Warzone sendiri dijual secara terbuka di internet dengan biaya bulanan US$ 37,95 atau sekitar Rp 593.000-an.
Program malware berbahaya tersebut dirancang untuk menjadi pengontrol akses Trojan. Penjahat siber akan lebih mudah menyerang target secara diam-diam.
Adapun sasarannya adalah PC Windows. Peretas bisa mengakses kamera web, mencuri password dari browser, hingga men-download file-file korban yang diinginkan.
Salah satu pelaku yang ditangkap bernama Daniel Meli, berusia 27 tahun. Ia diciduk di Malta pada pekan lalu.
Dalam dokumen otoritas terkait, Meli beroperasi dengan nama samaran ‘xVulnerable’. Ia mengklaim telah bekerja sama dengan 500 pelanggan yang merupakan penjahat siber.
“Menurut dokumen, sejak 2012 Meli telah menjual jasa malware untuk kebutuhan penjahat siber melalui forum peretasan komputer,” kata keterangan DoJ.
“Secara khusus, Meli diduga membantu operasi kejahatan siber. Bahkan, ia menawarkan tool pengajaran, termasuk eBook,” lanjut keterangan DoJ.
Meli juga terlibat dalam mengembangkan akses pengontrol Trojan.

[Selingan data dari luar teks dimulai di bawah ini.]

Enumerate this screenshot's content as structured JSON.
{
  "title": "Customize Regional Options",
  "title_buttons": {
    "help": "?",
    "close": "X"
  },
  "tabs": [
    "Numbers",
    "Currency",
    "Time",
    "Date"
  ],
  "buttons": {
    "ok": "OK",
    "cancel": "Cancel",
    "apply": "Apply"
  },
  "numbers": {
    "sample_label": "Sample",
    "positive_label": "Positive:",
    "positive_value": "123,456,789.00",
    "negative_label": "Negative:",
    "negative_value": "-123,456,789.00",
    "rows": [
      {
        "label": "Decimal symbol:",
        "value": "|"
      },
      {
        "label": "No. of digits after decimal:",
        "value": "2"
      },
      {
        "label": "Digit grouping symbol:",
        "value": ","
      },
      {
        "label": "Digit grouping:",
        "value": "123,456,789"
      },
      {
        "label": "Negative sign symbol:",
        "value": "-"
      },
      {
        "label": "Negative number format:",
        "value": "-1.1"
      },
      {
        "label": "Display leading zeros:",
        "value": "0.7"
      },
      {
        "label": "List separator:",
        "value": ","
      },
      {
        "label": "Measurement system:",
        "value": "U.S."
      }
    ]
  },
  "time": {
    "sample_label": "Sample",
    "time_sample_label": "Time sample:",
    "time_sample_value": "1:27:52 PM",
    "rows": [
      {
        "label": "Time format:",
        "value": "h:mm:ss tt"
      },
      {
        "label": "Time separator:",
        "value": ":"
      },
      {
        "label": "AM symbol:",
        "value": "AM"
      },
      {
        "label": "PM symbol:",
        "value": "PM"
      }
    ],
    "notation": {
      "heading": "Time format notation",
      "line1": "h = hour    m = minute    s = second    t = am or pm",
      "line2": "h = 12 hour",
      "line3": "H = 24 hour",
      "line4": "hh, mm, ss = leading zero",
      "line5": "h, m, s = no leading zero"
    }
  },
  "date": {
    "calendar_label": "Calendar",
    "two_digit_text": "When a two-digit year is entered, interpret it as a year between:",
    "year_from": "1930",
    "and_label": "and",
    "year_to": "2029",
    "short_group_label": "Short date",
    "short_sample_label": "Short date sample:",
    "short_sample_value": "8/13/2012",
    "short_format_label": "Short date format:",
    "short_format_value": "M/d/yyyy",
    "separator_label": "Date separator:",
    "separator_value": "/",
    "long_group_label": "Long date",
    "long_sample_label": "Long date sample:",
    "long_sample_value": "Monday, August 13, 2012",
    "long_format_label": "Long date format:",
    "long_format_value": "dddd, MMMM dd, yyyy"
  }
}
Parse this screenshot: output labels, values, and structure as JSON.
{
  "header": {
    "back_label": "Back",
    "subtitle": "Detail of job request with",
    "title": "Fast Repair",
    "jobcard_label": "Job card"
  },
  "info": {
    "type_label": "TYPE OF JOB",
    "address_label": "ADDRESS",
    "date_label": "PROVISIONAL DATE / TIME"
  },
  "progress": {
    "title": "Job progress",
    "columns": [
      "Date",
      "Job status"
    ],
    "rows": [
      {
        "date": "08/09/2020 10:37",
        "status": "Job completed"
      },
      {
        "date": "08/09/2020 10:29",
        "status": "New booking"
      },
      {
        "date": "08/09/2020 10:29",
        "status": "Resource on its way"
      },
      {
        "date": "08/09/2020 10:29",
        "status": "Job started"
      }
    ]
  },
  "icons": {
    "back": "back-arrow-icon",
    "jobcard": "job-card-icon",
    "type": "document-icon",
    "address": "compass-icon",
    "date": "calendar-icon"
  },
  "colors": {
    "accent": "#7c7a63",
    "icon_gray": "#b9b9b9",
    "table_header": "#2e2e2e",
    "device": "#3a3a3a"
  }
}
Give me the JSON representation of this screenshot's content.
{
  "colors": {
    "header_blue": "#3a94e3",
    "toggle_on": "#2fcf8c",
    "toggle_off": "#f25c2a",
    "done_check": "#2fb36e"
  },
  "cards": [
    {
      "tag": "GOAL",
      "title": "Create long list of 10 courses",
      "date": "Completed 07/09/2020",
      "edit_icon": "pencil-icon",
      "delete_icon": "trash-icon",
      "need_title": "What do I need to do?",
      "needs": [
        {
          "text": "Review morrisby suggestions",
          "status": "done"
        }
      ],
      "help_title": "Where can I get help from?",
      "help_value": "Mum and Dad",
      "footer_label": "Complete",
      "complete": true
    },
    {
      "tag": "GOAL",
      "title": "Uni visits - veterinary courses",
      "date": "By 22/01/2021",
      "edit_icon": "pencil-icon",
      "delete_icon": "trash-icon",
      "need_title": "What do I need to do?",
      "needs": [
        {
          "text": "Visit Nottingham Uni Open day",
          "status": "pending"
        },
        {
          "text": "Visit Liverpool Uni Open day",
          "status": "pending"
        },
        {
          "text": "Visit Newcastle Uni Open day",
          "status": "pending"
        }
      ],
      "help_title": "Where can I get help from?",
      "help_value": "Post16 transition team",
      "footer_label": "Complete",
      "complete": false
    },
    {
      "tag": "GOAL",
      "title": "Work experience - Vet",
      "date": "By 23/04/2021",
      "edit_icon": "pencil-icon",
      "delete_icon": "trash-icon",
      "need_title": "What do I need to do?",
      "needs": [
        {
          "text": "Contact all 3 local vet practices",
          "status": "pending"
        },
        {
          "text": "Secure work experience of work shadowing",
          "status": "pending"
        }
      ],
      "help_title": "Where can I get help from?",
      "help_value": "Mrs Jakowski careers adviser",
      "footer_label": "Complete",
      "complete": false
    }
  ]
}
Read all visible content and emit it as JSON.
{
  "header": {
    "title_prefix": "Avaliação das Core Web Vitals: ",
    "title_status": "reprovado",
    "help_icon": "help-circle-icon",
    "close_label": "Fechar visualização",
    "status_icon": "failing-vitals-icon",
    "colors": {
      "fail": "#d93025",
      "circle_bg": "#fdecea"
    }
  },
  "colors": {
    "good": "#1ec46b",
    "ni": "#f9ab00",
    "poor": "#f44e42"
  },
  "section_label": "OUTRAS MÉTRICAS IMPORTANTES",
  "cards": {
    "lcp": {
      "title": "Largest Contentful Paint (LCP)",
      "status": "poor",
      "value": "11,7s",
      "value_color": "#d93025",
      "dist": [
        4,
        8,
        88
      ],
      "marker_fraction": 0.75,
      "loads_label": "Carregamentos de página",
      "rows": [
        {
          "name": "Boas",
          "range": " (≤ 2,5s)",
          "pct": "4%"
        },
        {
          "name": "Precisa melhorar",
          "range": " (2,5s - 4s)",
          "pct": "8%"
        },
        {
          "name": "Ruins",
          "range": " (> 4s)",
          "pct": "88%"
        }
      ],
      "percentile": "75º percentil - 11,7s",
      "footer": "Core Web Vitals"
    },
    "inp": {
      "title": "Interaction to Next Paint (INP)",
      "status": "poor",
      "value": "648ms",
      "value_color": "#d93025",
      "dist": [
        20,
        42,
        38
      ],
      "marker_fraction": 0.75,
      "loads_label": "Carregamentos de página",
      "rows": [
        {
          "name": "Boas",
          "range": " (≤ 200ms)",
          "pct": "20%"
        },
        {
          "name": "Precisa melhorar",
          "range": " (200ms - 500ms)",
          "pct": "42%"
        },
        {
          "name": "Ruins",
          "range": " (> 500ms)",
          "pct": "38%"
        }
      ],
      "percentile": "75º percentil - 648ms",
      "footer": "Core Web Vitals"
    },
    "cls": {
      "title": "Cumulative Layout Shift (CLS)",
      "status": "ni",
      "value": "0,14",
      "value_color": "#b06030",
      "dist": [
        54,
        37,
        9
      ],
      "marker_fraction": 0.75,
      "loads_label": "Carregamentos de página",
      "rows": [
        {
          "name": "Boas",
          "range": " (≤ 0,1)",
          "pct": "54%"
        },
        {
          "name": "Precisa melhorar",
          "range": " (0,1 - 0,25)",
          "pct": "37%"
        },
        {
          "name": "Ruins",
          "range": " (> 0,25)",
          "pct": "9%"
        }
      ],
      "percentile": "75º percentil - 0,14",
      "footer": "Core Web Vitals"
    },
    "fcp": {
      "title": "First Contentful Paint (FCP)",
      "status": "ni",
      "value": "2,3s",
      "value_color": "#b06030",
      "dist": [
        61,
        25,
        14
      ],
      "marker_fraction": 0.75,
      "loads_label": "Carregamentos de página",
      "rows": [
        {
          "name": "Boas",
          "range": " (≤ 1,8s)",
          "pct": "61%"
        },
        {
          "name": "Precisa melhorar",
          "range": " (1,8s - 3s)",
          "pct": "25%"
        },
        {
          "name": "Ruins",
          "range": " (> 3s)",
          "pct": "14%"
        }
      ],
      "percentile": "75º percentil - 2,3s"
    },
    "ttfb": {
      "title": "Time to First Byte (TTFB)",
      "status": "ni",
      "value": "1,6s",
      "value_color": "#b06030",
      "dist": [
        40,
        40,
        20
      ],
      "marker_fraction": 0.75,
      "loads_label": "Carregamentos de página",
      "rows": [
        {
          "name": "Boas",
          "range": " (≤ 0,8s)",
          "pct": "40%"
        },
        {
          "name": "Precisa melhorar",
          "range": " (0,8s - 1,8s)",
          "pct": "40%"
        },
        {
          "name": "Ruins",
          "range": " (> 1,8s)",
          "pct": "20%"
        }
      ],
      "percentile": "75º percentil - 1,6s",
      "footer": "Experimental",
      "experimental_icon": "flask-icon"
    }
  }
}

Namun, belum diketahui lebih lanjut apakah ia merupakan pencipta Warzone atau hanya menjualnya.
Adapun pelaku kedua yang ditangkap adalah Onyeoziri Odinakachi berusia 31 tahun. Ia diamankan di Nigeria pada pekan lalu.
Otoritas federal mengatakan Odinakachi menyediakan bimbingan dan dukungan khusus bagi pelanggan yang membeli dan menggunakan malware Warzone sejak Juni 2019.
Penyelidikan terhadap penjualan Warzone dilakukan setelah otoritas AS mendeteksi malware tersebut menyerang banyak komputer di Massachusetts.
FBI lalu menyamar sebagai pembeli malware tersebut dan menganalisa dampak Warzone. Dari situ, diketahui bahwa fungsinya bisa digunakan untuk beragamn aksi penyerangan berbahaya.
DoJ mengatakan dua pelaku yang tertangkap berpotensi menghadapi hukuman penjara selama satu dekade atau lebih. (*)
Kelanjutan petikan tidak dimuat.